In general, this method relies on estimating propensity scores using generalized boosted modeling and then converting those propensity scores into weights using a formula that depends on the desired estimand. The algorithm involves using a balance-based or prediction-based criterion to optimize in choosing the value of a tuning parameter (the number of trees). This method mimics the functionality of functions in the twang package, but has improved performance and more flexible options. See Note for more details.
Binary Treatments
For binary treatments, this method estimates the propensity scores using gbm.fit
and then optimizes balance using col_w_smd
for standardized mean differences and col_w_ks
for Kolmogorov-Smirnov statistics, both from cobalt. The following estimands are allowed: ATE, ATT, ATC, ATO, and ATM. The weights are computed from the estimated propensity scores using get_w_from_ps
, which implements the standard formulas. Weights can also be computed using marginal mean weighting through stratification for the ATE, ATT, and ATC. See get_w_from_ps
for details.
Multinomial Treatments
For multinomial treatments, this method estimates the propensity scores using gbm.fit
with distribution = "multinomial"
and then optimizes balance using col_w_smd
for standardized mean differences and col_w_ks
for Kolmogorov-Smirnov statistics, both from cobalt.
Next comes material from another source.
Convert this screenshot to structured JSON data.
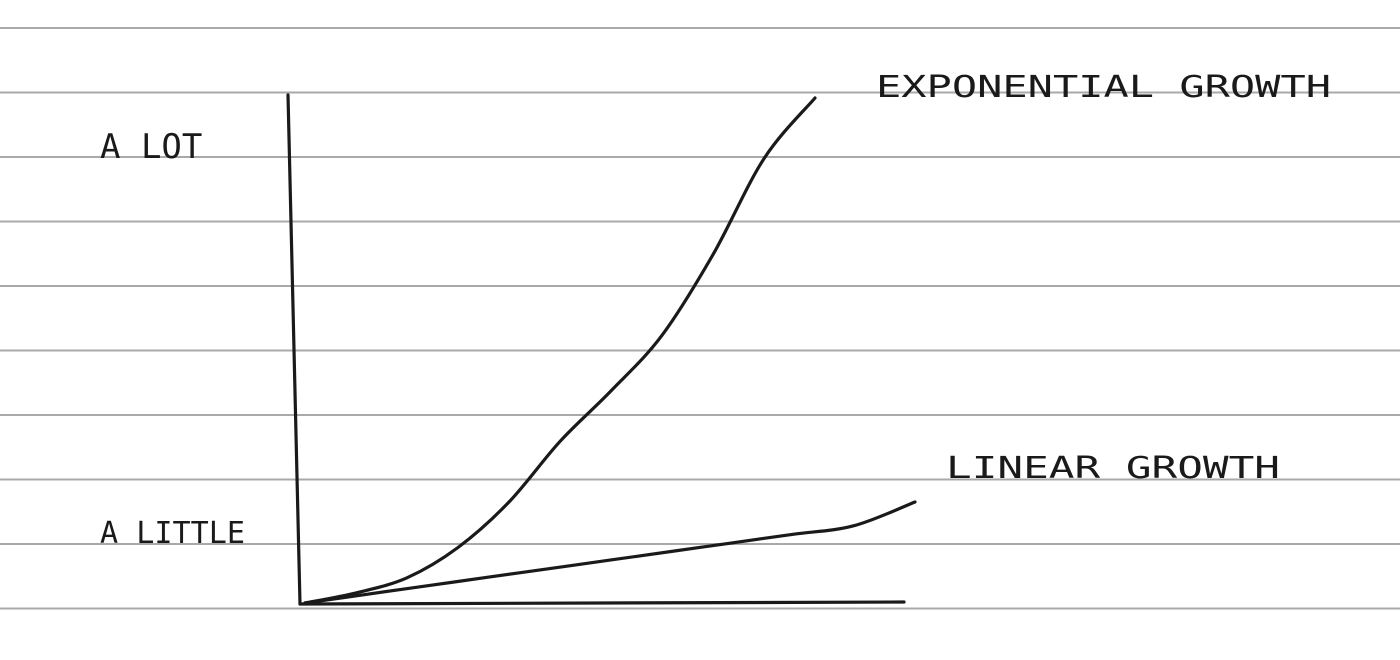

The following estimands are allowed: ATE, ATT, ATC, ATO, and ATM. The weights are computed from the estimated propensity scores using get_w_from_ps
, which implements the standard formulas. Weights can also be computed using marginal mean weighting through stratification for the ATE, ATT, and ATC. See get_w_from_ps
for details. The balance that is optimized is that between each non-focal treatment and the focal treatment for the ATT and ATC, between each treatment and the overall unweighted sample for the ATE, and between each treatment and the overall weighted sample for other estimands.
Continuous Treatments
For continuous treatments, this method estimates the generalized propensity score using gbm.fit
and then optimizes balance using col_w_corr
for treatment-covariate correlations from cobalt.
Longitudinal Treatments
For longitudinal treatments, the weights are the product of the weights estimated at each time point.
Sampling Weights
Sampling weights are supported through s.weights
in all scenarios.
Missing Data
In the presence of missing data, the following value(s) for missing
are allowed:
"ind"
(default)First, for each variable with missingness, a new missingness indicator variable is created that takes the value 1 if the original covariate is NA
and 0 otherwise. The missingness indicators are added to the model formula as main effects. The weight estimation then proceeds with this new formula and set of covariates using surrogate splitting as described below. The covariates output in the resulting weightit
object will be the original covariates with the NA
s.
"surr"
Surrogate splitting is used to process NA
s. No missingness indicators are created. Nodes are split using only the non-missing values of each variable. To generate predicted values for each unit, a non-missing variable that operates similarly to the variable with missingness is used as a surrogate. Missing values are ignored when calculating balance statistics to choose the optimal tree.